Valente, who was put on probation after pleading guilty to one count of steroids distribution in the BALCO case, also knows about Bonds and steroids, court records show.
In September 2003, Valente told federal agents that he was the middleman in helping Anderson provide performance-enhancing drugs to athletes. Valente said Bonds was among several baseball players Anderson brought to BALCO to obtain drugs that would not be detectable on Major League Baseball's steroids test. Bonds had received "the cream" and "the clear" on a "couple of occasions," Valente told the agents, and he quoted Anderson as saying he was providing human growth hormone and testosterone cypionate to his baseball clients. Valente also could provide the current grand jury with details about a sample of Bonds' blood sent in February 2003 from BALCO to LabOne, a lab that counts steroid testing among its services. Valente sent the sample with Bonds' name on it but then filed an affidavit saying it actually belonged to Anderson.

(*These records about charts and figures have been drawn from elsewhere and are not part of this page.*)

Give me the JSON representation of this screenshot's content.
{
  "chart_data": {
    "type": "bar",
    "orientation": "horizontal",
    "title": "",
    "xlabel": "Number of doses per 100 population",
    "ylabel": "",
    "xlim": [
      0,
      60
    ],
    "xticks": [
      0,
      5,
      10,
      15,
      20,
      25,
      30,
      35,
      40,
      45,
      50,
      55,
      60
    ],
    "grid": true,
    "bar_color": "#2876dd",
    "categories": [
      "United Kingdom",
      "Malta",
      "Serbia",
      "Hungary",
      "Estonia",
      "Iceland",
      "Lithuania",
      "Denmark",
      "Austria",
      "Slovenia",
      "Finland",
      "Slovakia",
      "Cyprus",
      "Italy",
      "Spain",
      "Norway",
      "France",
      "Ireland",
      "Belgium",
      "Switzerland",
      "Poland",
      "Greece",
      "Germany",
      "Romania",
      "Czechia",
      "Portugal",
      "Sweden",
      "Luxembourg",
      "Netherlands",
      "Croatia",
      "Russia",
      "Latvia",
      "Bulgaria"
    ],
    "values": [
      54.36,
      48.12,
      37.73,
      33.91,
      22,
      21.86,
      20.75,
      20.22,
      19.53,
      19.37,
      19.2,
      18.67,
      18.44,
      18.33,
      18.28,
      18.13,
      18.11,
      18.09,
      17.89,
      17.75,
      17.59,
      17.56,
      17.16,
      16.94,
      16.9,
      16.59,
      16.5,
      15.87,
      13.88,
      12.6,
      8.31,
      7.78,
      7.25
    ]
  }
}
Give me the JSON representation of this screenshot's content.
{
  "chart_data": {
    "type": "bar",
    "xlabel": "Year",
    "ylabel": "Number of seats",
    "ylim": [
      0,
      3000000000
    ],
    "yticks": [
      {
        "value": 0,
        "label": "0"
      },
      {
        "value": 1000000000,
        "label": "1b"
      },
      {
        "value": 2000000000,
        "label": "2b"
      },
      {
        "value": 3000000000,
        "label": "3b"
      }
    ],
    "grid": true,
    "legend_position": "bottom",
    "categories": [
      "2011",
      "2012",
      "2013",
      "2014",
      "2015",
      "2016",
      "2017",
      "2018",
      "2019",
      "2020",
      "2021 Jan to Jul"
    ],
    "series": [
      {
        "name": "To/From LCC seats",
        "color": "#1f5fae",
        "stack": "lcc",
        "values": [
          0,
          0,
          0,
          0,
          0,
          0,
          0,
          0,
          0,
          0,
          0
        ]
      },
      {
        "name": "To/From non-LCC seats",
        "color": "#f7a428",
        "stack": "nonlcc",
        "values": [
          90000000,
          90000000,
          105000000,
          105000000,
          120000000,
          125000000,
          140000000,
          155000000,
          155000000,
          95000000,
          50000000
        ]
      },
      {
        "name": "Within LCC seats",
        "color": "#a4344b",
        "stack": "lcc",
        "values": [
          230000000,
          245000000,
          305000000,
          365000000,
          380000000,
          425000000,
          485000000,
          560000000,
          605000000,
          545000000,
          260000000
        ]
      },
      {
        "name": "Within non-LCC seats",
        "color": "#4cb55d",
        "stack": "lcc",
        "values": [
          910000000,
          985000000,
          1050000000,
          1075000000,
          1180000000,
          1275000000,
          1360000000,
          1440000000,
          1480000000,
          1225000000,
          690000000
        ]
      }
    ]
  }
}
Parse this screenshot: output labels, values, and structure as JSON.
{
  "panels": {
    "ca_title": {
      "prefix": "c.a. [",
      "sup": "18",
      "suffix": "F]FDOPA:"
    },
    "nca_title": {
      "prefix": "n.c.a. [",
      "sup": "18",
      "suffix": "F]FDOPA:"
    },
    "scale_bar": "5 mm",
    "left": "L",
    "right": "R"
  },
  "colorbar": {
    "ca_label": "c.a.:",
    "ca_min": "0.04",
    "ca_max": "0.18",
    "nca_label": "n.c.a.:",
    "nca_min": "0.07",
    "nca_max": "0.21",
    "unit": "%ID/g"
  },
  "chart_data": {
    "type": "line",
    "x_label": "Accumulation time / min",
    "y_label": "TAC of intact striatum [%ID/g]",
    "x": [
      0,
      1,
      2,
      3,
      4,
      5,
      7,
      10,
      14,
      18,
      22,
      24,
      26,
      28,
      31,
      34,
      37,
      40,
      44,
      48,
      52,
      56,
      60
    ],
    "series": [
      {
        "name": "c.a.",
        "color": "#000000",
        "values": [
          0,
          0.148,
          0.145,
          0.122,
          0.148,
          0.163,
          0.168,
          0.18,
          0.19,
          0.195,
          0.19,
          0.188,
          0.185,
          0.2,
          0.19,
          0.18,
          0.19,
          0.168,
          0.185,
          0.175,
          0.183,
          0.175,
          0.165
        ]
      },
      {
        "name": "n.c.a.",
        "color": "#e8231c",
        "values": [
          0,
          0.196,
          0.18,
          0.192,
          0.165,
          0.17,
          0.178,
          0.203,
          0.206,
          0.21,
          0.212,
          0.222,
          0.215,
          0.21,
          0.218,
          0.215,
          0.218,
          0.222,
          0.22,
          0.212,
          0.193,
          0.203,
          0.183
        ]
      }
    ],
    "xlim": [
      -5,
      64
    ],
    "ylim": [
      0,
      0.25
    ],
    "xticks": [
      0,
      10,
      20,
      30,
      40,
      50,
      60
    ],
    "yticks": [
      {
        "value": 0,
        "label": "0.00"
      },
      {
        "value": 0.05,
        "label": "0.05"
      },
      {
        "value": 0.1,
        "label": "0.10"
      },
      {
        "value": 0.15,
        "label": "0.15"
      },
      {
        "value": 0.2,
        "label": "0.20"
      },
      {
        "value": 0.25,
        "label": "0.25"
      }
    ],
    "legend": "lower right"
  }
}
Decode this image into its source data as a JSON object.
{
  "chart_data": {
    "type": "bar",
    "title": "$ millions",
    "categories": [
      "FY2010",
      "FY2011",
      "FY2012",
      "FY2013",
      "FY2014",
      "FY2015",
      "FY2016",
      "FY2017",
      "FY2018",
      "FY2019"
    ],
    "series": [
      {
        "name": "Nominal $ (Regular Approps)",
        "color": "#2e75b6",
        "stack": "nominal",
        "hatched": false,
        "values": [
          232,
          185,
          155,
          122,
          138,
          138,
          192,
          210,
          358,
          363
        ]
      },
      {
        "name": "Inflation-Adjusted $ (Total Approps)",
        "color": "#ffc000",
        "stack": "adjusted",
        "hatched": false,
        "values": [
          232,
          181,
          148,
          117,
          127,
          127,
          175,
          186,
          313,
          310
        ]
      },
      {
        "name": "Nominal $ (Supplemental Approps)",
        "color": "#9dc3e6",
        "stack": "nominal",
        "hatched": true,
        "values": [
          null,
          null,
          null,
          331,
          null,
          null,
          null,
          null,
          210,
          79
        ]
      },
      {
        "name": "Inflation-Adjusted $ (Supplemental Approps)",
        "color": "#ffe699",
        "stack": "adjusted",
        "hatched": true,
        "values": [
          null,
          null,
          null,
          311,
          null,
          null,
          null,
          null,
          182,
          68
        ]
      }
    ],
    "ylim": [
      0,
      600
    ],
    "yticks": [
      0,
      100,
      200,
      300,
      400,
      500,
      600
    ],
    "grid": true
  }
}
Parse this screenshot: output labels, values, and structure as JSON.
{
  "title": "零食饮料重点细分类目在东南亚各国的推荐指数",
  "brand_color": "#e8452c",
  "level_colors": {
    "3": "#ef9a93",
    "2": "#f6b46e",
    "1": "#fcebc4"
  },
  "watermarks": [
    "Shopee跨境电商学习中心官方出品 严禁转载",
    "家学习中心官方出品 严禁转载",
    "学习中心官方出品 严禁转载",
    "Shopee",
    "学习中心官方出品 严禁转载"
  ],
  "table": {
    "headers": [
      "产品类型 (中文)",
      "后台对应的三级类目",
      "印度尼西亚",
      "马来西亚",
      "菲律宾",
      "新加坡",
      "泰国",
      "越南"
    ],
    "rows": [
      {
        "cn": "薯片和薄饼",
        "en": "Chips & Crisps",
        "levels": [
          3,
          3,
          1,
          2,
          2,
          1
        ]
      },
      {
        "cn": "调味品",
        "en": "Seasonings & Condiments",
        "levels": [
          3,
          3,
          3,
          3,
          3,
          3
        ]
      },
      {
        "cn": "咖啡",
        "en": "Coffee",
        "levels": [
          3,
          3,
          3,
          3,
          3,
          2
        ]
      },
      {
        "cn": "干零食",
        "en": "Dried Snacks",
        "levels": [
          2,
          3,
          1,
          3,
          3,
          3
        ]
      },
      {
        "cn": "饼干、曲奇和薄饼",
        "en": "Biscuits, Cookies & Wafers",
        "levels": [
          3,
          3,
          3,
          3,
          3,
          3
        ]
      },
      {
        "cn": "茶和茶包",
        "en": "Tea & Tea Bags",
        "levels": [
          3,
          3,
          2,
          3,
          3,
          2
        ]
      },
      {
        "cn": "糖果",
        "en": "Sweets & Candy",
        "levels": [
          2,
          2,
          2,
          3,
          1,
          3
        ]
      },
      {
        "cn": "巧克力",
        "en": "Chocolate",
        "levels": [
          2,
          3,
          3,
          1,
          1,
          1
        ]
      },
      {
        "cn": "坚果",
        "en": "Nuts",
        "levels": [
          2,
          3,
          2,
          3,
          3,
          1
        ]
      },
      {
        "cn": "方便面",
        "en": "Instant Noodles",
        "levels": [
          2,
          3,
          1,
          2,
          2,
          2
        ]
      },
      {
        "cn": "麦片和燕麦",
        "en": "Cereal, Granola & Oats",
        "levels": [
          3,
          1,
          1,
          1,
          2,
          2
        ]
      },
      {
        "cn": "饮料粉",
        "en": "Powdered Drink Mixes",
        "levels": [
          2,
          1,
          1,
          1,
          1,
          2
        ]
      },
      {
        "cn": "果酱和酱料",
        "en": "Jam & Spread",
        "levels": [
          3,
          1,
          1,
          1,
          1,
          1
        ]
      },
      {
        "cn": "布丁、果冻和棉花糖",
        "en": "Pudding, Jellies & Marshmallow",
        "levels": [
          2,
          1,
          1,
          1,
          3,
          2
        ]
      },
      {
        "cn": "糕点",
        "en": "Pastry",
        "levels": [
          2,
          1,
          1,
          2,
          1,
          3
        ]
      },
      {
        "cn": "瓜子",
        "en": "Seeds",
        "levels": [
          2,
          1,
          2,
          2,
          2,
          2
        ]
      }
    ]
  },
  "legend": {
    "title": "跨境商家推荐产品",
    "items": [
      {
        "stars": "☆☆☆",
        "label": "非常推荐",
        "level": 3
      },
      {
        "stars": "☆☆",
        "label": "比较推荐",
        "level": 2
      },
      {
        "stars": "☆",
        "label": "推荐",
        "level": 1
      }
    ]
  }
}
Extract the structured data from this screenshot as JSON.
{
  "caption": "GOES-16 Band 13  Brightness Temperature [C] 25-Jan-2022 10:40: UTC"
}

Valente later admitted to investigators that he knew the sample was Bonds' but switched the name at Anderson's request because Bonds did not want his name on the blood sample.
The experts said Anderson might still seek Fifth Amendment protection before the grand jury, perhaps by arguing that he feared being forced to admit to crimes the government hadn't uncovered. Depending on a judge's ruling, the government might be forced to offer Anderson immunity from prosecution to get him on the witness stand.
After that, if he refused to testify, he would face jail.
Weinberg said courts have held that while the government can jail a witness in an effort to compel testimony, jailing isn't legal simply to punish somebody for refusing to cooperate. With Anderson, "I would argue at the outset that this is punitive," Weinberg said. "Clearly the government must understand he is not going to testify."